What a question to ask someone who’s been performing his whole life. “What part, exactly?” There is something strangled about his voice, he notes.

“That overexcited young lieutenant I met on my way here five years ago, who…” She shrugs a little here. “Who pursued me so ardently and so… clumsily. Was that to throw me off the scent?” There is the tiniest quiver in her voice, something most people wouldn’t notice. The smallest of flickering of her eyes, as though she’s terrified of the answer.

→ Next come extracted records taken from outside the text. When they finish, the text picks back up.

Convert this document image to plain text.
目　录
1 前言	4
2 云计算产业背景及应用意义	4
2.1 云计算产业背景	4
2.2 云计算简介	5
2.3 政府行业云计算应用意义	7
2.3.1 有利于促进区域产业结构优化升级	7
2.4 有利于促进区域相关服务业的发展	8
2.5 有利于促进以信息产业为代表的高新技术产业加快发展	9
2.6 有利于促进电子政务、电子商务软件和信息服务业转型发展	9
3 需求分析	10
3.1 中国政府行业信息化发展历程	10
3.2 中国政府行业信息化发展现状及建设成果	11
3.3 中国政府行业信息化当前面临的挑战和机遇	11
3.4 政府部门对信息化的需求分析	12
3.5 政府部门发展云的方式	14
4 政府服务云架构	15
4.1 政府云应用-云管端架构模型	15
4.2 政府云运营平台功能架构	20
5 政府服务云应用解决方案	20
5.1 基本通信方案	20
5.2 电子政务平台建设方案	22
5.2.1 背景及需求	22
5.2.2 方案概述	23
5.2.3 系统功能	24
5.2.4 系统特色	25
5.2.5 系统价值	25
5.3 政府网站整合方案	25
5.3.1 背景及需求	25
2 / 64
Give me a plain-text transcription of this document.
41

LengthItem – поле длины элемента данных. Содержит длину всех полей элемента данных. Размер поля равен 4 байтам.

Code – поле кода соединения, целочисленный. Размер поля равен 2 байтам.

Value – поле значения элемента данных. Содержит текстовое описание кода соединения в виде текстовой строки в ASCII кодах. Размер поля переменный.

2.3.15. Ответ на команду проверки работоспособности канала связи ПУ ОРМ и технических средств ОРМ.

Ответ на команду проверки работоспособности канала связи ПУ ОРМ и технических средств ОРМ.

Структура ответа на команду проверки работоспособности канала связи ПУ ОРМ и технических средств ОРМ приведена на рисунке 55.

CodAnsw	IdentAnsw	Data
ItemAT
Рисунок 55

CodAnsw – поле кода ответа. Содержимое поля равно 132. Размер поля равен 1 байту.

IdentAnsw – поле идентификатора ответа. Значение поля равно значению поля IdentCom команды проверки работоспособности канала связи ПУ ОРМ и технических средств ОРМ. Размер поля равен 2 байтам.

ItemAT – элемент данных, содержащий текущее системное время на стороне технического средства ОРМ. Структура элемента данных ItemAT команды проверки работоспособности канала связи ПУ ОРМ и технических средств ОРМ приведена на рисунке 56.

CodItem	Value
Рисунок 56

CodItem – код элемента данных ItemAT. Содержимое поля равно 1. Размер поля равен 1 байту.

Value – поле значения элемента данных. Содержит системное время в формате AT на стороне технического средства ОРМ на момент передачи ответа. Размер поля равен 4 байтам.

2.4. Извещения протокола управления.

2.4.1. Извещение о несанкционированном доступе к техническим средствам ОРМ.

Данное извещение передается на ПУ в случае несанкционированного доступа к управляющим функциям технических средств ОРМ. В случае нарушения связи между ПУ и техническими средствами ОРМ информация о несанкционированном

That part of Julian that will always be half-in-love with his friend, Worf or no Worf, allows itself to feel moderately smug. It is also the part of him that hastens to reassure her. “No. Not in the slightest. The first time I saw you, I thought you were the most beautiful woman I’d ever seen and I wished desperately for…” He winces, thinking of his younger self. “Well, any kind of social skills, really.”

She laughs, and her face lights up. “You weren’t so bad.”

“I must have done something right.” At her expression, he hastens to explain. “To still be your friend, despite all that silliness.”

“We are still friends, aren’t we?” She is solemn, as though there might be some chance he’d say no.

“Yes, of course. Aren’t we?” Now he’s alarmed. He can feel his pulse racing, and orders it to calm down.

“I suppose,” she says slowly. “If I’m not too… backward for you.” She tries to look serious, but there’s a giveaway twitch at the corner of her mouth.

“I’ll do my best to cope,” he says earnestly, and smiles.

“I wouldn’t want to hold you back.” She smirks.

“Goodnight, Jadzia,” he says.

She pauses for another moment - shorter this time, thirty-seven seconds - at the door, like she’s memorising his face. “It’s still you,” she says, finally.

Relief floods through him as he returns to bed, though he knows there is a part of him that is nothing like the man she knows. The part that can keep secrets for decades, the part that calculates everything, absolutely everything. Of course he gets things wrong sometimes; he miscalculated his pursuit of her entirely. He is not infallible.

And he is not entirely sure he deserves her forgiveness, just yet, but as he pulls the covers over his head he realises that she hasn’t granted it yet.

The part of him that is most raw, the part that values his friendship with her so very much, hopes desperately he is not in error when he assesses their conversation and hopes, so very much, that the forgiveness is implied.